Das Credo „Fake it till you make it“ (dt. „Tu so, dann wirst du so“) ist in der heutigen Gesellschaft zu einem unumgänglichen Lebensmotto geworden; so scheint es zumindest. Es geht dabei darum, durch vorgetäuschtes Selbstbewusstsein und eine positive Einstellung, etwa im Beruf, zu jener Persönlichkeit heranzuwachsen, die man werden möchte. Gerade Frauen, die laut unzähligen Studien dazu neigen, sich selbst zu unterschätzen, soll dieses Motto weiterhelfen. Aber was hat das alles mit Ehrgeiz zu tun?

Die Österreicher und ihre Titel

Ehrgeiz kann viele verschiedene Gesichter haben: Es geht nicht immer darum, etwas wirklich gut zu können. Man kann auch den Ehrgeiz haben, an einen gut bezahlten Posten zu kommen, egal ob man diesem wirklich gewachsen ist oder nicht.
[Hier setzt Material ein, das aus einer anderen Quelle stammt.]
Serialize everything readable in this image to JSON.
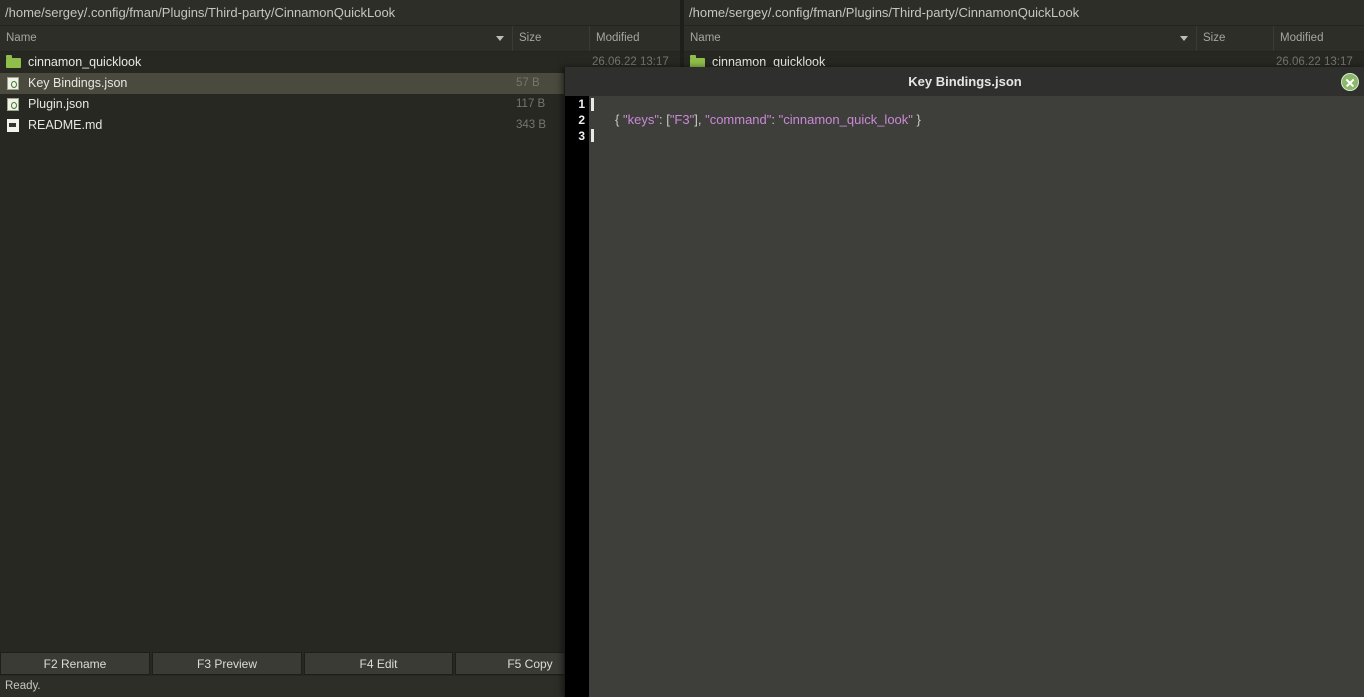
{
  "left_pane": {
    "path": "/home/sergey/.config/fman/Plugins/Third-party/CinnamonQuickLook",
    "columns": {
      "name": "Name",
      "size": "Size",
      "modified": "Modified"
    },
    "files": [
      {
        "name": "cinnamon_quicklook",
        "size": "",
        "modified": "26.06.22 13:17",
        "icon": "folder-icon"
      },
      {
        "name": "Key Bindings.json",
        "size": "57 B",
        "modified": "",
        "icon": "json-file-icon",
        "selected": true
      },
      {
        "name": "Plugin.json",
        "size": "117 B",
        "modified": "",
        "icon": "json-file-icon"
      },
      {
        "name": "README.md",
        "size": "343 B",
        "modified": "",
        "icon": "markdown-file-icon"
      }
    ]
  },
  "right_pane": {
    "path": "/home/sergey/.config/fman/Plugins/Third-party/CinnamonQuickLook",
    "columns": {
      "name": "Name",
      "size": "Size",
      "modified": "Modified"
    },
    "files": [
      {
        "name": "cinnamon_quicklook",
        "size": "",
        "modified": "26.06.22 13:17",
        "icon": "folder-icon"
      }
    ]
  },
  "buttons": {
    "rename": "F2 Rename",
    "preview": "F3 Preview",
    "edit": "F4 Edit",
    "copy": "F5 Copy"
  },
  "status": "Ready.",
  "preview": {
    "title": "Key Bindings.json",
    "line_numbers": [
      "1",
      "2",
      "3"
    ],
    "code": {
      "open_brace": "{",
      "keys_key": "\"keys\"",
      "colon1": ":",
      "bracket_open": "[",
      "f3": "\"F3\"",
      "bracket_close": "],",
      "command_key": "\"command\"",
      "colon2": ":",
      "command_val": "\"cinnamon_quick_look\"",
      "close_brace": "}"
    }
  },
  "colors": {
    "background": "#272822",
    "selection": "#4a4a3f",
    "folder": "#8fbf4a",
    "string": "#c98ad6",
    "close_button": "#8bb86a"
  }
}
Als bestes Beispiel führt Stift-Laube die Titelversessenheit der Österreicher an. Sie selbst habe keinen Titel. Das führe aber häufig zu unangenehmen Situationen. So werde sie – Stift-Laube leitet auch das Literaturmagazin „Lichtungen“ – in E-Mails häufig mit „Frau Mag.“ angesprochen. Und der fehlende Titel in Kulturbeiräten erinnere sie etwa immer daran, dass sie ihr Studium abgebrochen habe, dass ihr Lebenslauf eben nicht so geradlinig gewesen sei, dass sie mit dem fehlenden Abschluss auch ihren Vater enttäuscht habe.
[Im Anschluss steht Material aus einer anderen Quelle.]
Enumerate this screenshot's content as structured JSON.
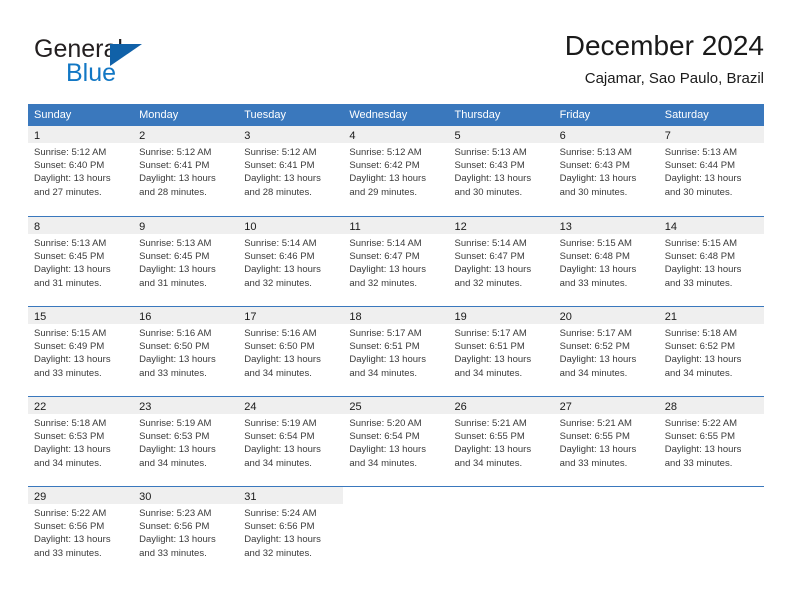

All das gibt die Schriftstellerin, deren Buch eine Reise hin zu den eigenen Zielen ist, preis. Es gibt also auch den Ehrgeiz, einen Titel zu haben, nicht etwa, weil einen das Studium interessiert, sondern einfach nur deshalb, weil es in gewissen Kreisen eine Norm darstellt. Hier erinnern wir uns alle an die ehemalige Familienministerin Christine Aschbacher, die wegen Plagiatsvorwürfen und einer Doktorarbeit „voller origineller Prosa“, wie Stift-Laube schreibt, ihr Amt abtreten musste. Die Doktorarbeit strotzte dennoch vor Ehrgeiz: dem Ehrgeiz, einen Titel zu bekommen.
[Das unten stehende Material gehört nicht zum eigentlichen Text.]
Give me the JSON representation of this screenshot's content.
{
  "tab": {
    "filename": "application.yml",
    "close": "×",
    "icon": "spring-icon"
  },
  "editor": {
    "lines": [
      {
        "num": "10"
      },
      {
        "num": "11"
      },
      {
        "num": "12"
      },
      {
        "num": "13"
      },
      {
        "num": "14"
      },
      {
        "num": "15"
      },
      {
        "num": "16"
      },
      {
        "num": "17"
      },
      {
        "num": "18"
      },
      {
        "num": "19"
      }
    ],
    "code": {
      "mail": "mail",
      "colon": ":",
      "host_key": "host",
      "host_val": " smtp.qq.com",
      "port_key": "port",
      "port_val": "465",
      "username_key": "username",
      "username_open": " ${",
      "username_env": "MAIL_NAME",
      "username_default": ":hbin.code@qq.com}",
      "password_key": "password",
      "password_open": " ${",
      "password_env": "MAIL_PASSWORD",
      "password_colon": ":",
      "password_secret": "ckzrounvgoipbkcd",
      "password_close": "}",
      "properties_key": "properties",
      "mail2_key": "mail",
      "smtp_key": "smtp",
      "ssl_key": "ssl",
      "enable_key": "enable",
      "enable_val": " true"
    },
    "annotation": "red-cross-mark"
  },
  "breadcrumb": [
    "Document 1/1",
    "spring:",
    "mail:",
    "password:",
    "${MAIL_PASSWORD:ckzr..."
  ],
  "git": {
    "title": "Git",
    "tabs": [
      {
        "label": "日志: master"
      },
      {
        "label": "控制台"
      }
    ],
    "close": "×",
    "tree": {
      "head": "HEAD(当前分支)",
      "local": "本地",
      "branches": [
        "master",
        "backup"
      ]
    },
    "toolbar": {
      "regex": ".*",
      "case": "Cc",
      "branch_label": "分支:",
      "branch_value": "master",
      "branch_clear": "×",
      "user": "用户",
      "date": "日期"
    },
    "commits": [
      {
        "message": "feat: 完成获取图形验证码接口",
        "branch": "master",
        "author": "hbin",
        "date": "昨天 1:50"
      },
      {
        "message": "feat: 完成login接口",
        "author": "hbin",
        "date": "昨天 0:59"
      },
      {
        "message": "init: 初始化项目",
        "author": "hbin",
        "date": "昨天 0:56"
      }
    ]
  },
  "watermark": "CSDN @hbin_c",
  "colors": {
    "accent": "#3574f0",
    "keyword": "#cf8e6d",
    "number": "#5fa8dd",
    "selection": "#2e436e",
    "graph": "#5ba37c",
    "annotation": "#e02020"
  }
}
Da Ehrgeiz mit dem Gefühl der Anerkennung verschwistert ist, kann es keine Welt ohne Ehrgeiz geben. Doch er kann auch positiv und konstruktiv genutzt werden. Denn schließlich hat Ehrgeiz auch etwas mit unseren Plänen, Wünschen und Zielen zu tun, und dies ist wiederum sehr sinnstiftend und gibt Orientierung.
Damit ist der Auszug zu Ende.